Yıl 1969. Bir cumartesi sabahı.
Yer
Strasbourg Üniversitesi'nin
Esplanade'daki bir sınıfı.
İlk derste profesör, odadaki doktora öğrencilerine
- hangi ülkelerden olduklarını - soruyor.
Çoğunluk
Alsace kökenli
Fransız.
Sıra
Türk öğrencilerine geliyor.
"Neredensiniz?""Türkiye'den?"
"Türksünüz, Müslümansınız demek!"
"Evet."
"Burada doktorayı bitirdikten sonra herhalde Türkiye'ye dönünce Başbakan olursunuz."
Bunu söylerken sesinde ve dudaklarında alaycı bir gülüş beliriyor...
Tokat gibi
Genç
Türk'ten önce, hemen yanındaki bir başka öğrenci söze giriyor.
"Burada doktorayı tamamlayanlara - Başbakan olacak -
diye garanti sertifikası da mı veriyorsunuz?
Doktoramı bitirdim diye ben de Fransa Başbakanı mı olacağım?"
Profesörün gülümseyişi yüzünde donuyor.
Soruyor:
"Siz nereyi bitirdiniz?"
"Strasbourg Üniversitesi İktisat Fakültesi'ni..."
"Siz doktoranızı tamamladıktan sonra isterseniz kariyerinizde ilerlersiniz. Ama Türk arkadaşınız ülkesine döner ve Başbakan olur."
"Aradaki fark neden?
"Farkı bir soruyla ortaya koyayım.
Siz - az gelişmişlik -
nedir biliyorsunuzdur herhalde değil mi?"
"Evet iyi biliyorum. Şu an karşımızda profesör unvanlı kaba bir - az gelişmişlik -
örneği var."
Bu son kelimelerin her biri adeta tokattır.
Önce bir sessizlik...
Sonra öğrencilerden alkış patlaması...
Profesör, birkaç dakika taş gibi olduğu yerde çakılıp kalır.
Sonra...
Hiçbir şey söylemeden odayı terkeder, bir daha da gelmez.

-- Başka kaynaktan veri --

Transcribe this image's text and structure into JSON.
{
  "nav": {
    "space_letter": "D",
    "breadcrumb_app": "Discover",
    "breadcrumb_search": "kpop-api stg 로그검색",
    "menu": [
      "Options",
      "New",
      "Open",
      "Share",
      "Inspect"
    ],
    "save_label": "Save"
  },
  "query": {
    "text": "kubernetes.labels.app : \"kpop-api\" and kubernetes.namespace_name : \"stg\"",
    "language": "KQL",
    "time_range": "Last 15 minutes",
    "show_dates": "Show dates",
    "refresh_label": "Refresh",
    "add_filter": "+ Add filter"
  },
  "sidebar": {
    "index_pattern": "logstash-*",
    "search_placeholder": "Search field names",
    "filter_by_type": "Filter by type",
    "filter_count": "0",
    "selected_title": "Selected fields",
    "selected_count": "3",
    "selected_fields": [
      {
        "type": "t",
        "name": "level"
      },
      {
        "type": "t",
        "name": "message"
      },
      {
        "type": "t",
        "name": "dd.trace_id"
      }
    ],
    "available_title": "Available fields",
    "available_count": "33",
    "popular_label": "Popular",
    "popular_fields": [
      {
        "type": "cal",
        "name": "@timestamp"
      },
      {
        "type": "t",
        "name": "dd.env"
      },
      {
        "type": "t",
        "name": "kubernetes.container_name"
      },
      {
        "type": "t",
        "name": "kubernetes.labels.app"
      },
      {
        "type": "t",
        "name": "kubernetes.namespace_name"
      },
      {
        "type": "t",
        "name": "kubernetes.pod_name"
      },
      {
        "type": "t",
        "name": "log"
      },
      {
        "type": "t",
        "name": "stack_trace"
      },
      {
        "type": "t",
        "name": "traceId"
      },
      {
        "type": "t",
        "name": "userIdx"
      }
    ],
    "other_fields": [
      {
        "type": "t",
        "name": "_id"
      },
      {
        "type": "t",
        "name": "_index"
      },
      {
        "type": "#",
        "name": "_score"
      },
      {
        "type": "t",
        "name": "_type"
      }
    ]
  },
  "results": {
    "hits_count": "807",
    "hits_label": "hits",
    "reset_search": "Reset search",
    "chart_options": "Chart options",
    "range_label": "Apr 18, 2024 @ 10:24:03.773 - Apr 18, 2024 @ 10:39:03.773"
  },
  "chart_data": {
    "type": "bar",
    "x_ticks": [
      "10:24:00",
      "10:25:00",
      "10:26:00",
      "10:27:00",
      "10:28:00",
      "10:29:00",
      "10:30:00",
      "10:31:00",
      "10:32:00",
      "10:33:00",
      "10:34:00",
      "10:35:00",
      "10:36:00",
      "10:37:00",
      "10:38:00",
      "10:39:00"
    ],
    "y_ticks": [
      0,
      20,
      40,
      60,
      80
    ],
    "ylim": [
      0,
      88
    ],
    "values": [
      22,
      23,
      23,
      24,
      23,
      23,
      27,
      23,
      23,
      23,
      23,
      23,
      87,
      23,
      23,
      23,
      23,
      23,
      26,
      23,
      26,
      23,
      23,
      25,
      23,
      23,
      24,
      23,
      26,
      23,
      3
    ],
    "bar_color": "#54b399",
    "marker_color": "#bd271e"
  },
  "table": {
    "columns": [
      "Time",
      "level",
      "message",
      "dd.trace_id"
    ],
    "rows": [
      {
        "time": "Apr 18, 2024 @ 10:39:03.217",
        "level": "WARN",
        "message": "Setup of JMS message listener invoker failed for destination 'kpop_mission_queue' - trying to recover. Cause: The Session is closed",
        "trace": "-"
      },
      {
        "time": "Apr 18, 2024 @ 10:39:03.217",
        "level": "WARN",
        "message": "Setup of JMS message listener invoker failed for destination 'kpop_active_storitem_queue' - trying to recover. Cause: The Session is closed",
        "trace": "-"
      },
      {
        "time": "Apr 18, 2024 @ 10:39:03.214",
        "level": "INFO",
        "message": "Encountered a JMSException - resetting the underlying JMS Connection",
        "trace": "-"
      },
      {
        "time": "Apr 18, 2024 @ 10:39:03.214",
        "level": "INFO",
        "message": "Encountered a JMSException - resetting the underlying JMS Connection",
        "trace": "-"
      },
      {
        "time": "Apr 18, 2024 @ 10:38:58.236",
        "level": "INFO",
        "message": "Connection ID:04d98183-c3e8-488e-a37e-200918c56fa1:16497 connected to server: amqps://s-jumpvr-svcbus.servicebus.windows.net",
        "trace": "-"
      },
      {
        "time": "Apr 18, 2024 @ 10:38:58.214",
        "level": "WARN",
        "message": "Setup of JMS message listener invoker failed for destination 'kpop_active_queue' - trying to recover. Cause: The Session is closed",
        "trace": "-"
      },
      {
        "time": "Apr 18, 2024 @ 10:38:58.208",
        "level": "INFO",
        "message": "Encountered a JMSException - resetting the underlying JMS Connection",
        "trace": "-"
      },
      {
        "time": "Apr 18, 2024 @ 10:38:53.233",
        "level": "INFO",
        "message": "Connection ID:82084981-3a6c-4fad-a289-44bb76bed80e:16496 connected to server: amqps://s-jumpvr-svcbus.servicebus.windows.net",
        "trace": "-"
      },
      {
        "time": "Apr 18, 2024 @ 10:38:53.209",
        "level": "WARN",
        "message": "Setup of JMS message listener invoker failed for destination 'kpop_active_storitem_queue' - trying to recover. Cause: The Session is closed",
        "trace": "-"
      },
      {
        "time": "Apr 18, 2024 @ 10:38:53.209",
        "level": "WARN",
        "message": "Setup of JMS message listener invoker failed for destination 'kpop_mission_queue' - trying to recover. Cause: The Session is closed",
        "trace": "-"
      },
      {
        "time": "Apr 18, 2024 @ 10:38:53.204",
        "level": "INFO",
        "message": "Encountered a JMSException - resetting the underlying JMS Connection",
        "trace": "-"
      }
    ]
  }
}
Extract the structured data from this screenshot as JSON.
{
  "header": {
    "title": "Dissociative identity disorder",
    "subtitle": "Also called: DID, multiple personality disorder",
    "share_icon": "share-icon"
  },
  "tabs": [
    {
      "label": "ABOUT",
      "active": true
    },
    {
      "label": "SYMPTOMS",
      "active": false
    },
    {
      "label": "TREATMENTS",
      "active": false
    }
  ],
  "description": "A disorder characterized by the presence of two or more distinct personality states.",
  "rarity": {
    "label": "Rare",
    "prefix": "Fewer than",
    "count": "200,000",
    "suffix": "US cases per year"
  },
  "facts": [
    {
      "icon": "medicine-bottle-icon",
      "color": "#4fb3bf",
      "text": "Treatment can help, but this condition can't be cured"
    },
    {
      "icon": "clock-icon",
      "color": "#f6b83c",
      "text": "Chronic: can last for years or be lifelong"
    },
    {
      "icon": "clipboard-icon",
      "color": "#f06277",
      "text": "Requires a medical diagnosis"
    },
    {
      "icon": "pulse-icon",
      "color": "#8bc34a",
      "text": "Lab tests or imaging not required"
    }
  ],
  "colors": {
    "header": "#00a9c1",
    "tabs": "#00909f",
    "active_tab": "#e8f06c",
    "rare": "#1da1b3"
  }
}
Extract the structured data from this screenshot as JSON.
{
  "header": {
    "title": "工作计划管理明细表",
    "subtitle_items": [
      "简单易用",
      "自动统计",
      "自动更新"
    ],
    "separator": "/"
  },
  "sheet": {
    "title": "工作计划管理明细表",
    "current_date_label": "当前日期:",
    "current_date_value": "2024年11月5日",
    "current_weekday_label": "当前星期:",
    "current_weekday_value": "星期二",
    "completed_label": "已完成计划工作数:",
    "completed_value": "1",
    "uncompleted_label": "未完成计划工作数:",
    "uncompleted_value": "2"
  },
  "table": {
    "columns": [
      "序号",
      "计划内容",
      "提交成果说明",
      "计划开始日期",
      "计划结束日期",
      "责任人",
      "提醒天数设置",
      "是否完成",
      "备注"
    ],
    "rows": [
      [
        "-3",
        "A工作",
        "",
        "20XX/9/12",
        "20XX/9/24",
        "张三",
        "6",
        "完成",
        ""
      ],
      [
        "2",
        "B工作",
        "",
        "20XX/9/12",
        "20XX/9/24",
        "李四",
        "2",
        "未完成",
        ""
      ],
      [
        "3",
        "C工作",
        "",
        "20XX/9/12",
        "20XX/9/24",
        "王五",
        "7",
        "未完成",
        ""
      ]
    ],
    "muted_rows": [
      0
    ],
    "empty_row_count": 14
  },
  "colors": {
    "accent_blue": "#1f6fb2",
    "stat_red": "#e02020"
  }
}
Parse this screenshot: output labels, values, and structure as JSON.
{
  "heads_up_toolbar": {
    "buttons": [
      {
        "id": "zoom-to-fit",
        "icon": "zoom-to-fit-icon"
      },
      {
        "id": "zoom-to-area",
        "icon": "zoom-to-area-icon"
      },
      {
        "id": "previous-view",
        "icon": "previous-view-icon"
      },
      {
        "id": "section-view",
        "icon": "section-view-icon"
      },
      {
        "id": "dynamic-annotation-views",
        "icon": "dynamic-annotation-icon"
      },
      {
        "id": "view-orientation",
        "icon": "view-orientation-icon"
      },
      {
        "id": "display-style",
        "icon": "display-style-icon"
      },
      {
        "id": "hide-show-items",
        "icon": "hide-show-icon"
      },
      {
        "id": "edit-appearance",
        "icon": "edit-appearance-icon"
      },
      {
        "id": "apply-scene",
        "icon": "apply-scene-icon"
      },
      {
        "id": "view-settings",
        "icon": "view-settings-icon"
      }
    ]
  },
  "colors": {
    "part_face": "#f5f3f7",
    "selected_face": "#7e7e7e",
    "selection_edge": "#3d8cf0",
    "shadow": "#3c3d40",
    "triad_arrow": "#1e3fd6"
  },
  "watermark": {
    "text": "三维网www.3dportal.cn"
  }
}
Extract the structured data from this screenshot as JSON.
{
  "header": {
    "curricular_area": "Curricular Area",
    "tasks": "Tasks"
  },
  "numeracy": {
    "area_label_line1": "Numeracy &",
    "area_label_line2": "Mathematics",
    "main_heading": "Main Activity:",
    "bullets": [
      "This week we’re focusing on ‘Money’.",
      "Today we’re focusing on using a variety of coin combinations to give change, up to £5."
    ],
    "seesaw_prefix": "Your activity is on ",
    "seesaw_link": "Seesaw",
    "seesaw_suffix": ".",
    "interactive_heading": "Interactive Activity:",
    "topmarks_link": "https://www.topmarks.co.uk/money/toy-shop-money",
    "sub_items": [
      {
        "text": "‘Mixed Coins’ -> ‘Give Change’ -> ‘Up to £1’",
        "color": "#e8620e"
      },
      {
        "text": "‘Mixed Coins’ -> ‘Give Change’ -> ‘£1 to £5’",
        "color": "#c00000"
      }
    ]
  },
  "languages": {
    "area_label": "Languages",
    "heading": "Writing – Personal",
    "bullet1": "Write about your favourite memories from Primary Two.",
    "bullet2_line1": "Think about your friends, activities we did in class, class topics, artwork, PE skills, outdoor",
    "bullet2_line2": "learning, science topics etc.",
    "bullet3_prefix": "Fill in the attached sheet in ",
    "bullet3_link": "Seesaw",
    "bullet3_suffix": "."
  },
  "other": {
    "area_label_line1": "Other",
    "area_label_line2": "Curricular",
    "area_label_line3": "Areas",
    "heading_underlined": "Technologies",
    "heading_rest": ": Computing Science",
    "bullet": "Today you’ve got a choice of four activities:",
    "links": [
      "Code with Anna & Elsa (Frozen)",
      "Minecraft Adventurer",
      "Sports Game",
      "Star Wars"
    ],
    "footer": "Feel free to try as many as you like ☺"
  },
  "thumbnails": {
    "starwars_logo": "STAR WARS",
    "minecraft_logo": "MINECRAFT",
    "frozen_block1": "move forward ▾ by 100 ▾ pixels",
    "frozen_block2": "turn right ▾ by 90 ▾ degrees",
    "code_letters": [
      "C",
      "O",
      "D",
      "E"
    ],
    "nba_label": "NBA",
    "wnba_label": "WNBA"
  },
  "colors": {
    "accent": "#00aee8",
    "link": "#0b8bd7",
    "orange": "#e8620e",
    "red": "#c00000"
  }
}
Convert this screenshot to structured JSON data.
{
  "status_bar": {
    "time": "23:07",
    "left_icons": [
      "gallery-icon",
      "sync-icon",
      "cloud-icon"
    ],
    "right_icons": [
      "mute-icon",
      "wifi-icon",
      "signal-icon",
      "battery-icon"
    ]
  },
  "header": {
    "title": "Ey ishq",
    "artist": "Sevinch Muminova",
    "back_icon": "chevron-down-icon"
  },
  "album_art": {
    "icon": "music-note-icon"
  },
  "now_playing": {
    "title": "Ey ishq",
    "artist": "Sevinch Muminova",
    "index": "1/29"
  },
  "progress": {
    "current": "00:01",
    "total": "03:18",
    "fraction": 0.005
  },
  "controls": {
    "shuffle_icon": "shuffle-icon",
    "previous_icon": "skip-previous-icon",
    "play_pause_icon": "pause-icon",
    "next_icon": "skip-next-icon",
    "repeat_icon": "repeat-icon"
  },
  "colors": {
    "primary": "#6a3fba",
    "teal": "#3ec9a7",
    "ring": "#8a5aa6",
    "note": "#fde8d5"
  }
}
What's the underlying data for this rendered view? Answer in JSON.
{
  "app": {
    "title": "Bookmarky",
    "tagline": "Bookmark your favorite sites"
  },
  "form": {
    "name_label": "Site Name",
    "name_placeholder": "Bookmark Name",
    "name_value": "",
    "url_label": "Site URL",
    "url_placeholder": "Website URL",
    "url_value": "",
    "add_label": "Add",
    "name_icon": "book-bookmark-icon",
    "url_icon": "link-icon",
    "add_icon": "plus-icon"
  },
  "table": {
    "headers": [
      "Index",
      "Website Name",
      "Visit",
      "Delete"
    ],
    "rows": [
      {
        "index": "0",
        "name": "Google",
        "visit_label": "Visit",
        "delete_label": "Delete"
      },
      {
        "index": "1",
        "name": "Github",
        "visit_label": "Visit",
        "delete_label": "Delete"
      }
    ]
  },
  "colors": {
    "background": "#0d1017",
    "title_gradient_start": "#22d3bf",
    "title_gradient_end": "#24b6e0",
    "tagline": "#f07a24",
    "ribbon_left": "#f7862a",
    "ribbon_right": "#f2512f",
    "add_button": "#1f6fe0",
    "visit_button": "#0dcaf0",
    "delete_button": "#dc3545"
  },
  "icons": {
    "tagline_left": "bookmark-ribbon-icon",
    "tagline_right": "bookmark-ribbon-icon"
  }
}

İzleyen günlerde, o dersi okutmak için sınıfa başka bir profesör verilir.
Kötü ruhları kovmak
AB için uzun ince yol boyunca,
Türkiye'ye her dışlamada, her küstah söylem ve eylemde yıllarca o profesörü anımsamışımdır.
Ama...
Profesöre sınıfı terkettiren insanlık değerlerine sahip cesur öğrenci ve onu alkışlayan diğerleri ise
"umudum" olmuştur.
Irkçılığı, din ayrımını simgeleyen profesörü sınıftan
"kötü bir ruh" gibi kovmuşlardı.
Avrupa'nın yükselen kültürü üzerinde de,
Haçlı ve
Nazi kalıntısı
ırk ve
din ayırımcı zihniyet, daha uzun süre baskı oluşturmazdı.
Aradan
30 yıl geçti.
Şu satırları gene bir cumartesi sabahı,
Fransa'ya uçarken yazıyorum.
Türkiye'nin
Avrupalılığı'nın tanındığı ve
AB'ye aday ülke ilan edildiği sabahın ilk
Avrupa yolcuları arasında olmak çok güzel bir duygu.
Yıllarca
Türkiye'yi
"HAYIR" dayatmasıyla dışlayan ve
AB'yi
Hıristiyan Kulübü gibi gören karşımızdaki az gelişmişlik örnekleri artık aşılmakta.
Yeni bir Türkiye
Elbette hiçbir şey, sanıldığı kadar kötü, umulduğu kadar da iyi değildir.
O nedenle...
Abartılmış sevinç dalgaları, önümüzdeki zorlu yolları görmemizi engellemesin.
Ama şimdi
kerhen ve
lutfen değil, özel temsilciler gönderilerek ve yazılı güvenceler verilerek, tam üyeliğe adaylığı kabul etmesi sağlanan
Türkiye, artık
farklı bir psikolojik ortamda.
Bu aşamaya kadar inisiyatif
Avrupa'nındı.
Her şeyin umulduğu kadar iyi ve öne alınmış bir takvimle oluşması bizim elimizde.
Adaylığı, tam üyeliğe dönüştürmek için bir yolculuğa çıkıyoruz.
Türkiye, Atatürk'ün
1923'de
Cumhuriyet'in kuruluşundan ve devrimlerinden sonra ikinci büyük yapı ve zihniyet devrimini gerçekleştirecek.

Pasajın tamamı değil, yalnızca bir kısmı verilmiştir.